Les défis colossaux de Péter Magyar
Sur le plan intérieur, Péter Magyar dispose d'une majorité parlementaire des deux tiers qui lui permettra théoriquement de procéder à des réformes constitutionnelles et électorales. Cependant, l'héritage « illibéral » d'Orbán se caractérise par une mise à mal systématique de l'État de droit et du pluralisme démocratique.
L'indépendance de la justice a été gravement compromise, la presse d'opposition muselée, et les droits des minorités, notamment sur les questions de genre, fortement restreints. L'ancien Premier ministre avait verrouillé toutes les institutions et concentré l'économie entre les mains de ses proches, au point que certains analystes comme Bálint Magyar et Júlia Vásárhelyi ont qualifié son système de « kleptocratie » ou d'« État mafieux ».
Les forces nationalistes restent puissantes
La victoire de Péter Magyar ne doit pas faire oublier que Viktor Orbán, âgé de seulement 62 ans, conserve des soutiens solides, notamment auprès de Vladimir Poutine et de Donald Trump. Le Fidesz, le parti d'Orbán, a obtenu près de 40% des suffrages exprimés, un score remarquable pour une formation au pouvoir depuis seize ans.
Par ailleurs, le parti d'extrême droite radicale hongrois, le Mouvement Notre Patrie, conserve ses 6% de voix et ses sièges au Parlement. Ces forces sociales et politiques du nationalisme antipluraliste restent donc vivaces et constitueront une opposition déterminée aux réformes promises par le nouveau gouvernement.
L'avertissement polonais
La situation en Pologne doit servir d'avertissement pour la Hongrie. La défaite du PiS de Mateusz Morawiecki en 2023 n'a pas été suivie des grandes réformes promises par la coalition de centre droit de Donald Tusk. Le gouvernement polonais peine toujours à rétablir l'indépendance de la magistrature, à libéraliser l'interruption volontaire de grossesse (IVG) et à faire reculer l'homophobie.

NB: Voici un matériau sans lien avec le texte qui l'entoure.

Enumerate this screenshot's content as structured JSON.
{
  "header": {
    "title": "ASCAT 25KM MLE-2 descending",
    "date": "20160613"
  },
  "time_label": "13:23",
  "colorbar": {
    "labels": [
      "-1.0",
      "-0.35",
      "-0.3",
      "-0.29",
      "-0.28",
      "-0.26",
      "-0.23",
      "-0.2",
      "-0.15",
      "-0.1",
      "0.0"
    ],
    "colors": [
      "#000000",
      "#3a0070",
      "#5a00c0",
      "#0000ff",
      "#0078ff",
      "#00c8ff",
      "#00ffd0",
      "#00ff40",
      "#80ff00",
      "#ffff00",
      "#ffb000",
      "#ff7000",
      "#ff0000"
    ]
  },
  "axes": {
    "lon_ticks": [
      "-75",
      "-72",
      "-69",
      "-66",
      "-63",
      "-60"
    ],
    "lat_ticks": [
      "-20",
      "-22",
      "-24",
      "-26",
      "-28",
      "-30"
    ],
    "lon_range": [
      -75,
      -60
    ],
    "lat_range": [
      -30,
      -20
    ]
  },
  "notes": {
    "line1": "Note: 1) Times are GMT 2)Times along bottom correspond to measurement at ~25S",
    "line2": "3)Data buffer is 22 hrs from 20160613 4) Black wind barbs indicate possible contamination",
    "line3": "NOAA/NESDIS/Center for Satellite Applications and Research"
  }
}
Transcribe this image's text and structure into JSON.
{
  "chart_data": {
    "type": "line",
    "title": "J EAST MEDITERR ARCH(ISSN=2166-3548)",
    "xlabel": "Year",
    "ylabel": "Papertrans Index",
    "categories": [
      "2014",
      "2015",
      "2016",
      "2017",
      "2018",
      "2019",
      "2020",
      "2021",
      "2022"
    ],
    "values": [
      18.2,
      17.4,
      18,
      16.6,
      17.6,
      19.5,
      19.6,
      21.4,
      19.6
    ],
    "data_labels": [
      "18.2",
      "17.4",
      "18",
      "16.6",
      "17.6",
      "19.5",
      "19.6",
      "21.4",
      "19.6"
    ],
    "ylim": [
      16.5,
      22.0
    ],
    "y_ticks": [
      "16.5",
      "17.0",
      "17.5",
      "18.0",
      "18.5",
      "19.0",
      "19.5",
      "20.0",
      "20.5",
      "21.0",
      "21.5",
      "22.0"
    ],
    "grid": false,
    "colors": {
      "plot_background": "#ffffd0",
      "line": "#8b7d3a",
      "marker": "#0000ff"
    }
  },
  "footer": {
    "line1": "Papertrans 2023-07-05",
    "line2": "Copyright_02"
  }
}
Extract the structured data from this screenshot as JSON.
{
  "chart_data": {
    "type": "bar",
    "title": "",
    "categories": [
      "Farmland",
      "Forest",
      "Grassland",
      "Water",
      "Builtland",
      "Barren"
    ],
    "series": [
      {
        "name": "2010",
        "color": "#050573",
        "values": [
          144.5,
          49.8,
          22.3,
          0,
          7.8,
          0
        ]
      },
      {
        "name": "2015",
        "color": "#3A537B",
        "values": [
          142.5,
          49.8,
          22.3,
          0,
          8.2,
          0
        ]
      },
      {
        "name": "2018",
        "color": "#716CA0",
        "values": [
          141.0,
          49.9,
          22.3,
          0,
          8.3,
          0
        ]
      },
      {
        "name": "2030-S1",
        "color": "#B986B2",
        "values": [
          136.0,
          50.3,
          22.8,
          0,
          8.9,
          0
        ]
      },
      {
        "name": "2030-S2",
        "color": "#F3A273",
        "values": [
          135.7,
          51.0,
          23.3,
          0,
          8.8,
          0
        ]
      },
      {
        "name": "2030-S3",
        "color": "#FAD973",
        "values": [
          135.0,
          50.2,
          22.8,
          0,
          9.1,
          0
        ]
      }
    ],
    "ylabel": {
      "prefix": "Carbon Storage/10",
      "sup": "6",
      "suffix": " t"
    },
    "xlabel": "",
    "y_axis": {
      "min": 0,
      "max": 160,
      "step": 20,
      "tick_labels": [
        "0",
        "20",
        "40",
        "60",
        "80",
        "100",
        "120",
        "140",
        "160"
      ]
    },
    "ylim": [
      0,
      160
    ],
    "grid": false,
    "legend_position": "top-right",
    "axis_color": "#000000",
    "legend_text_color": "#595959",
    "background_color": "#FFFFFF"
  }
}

Pire encore, un nouveau parti radicalement d'extrême droite et prorusse est apparu lors de l'élection présidentielle polonaise de 2024 avec 6% des suffrages, et flirte désormais avec les 10% dans les sondages. Cette résurgence montre que les forces nationalistes peuvent rapidement se réorganiser après une défaite électorale.
Une société hongroise en difficulté
Péter Magyar a remporté les élections en faisant campagne contre la corruption systémique du régime Orbán, le népotisme du Fidesz et le favoritisme devenu trop visible. La société et l'économie hongroises traversent en effet de graves difficultés : ni les droits des salariés ni les salaires ne se sont améliorés, tandis qu'une inflation très élevée ronge le pouvoir d'achat des ménages.
Les électeurs d'Orbán se sont-ils détournés du clientélisme, ou simplement d'un clientélisme devenu inefficace face à la crise économique ? La question reste ouverte, mais elle illustre la fragilité du soutien populaire dont bénéficiait l'ancien régime.
L'infrastructure « orbaniste », profondément ancrée dans les institutions et l'économie, va jouer la carte de l'inertie et pourrait même chercher à saboter les réformes promises par la nouvelle équipe au pouvoir. Péter Magyar et son parti Tisza n'ont donc pas le droit à l'erreur dans cette transition délicate qui s'annonce.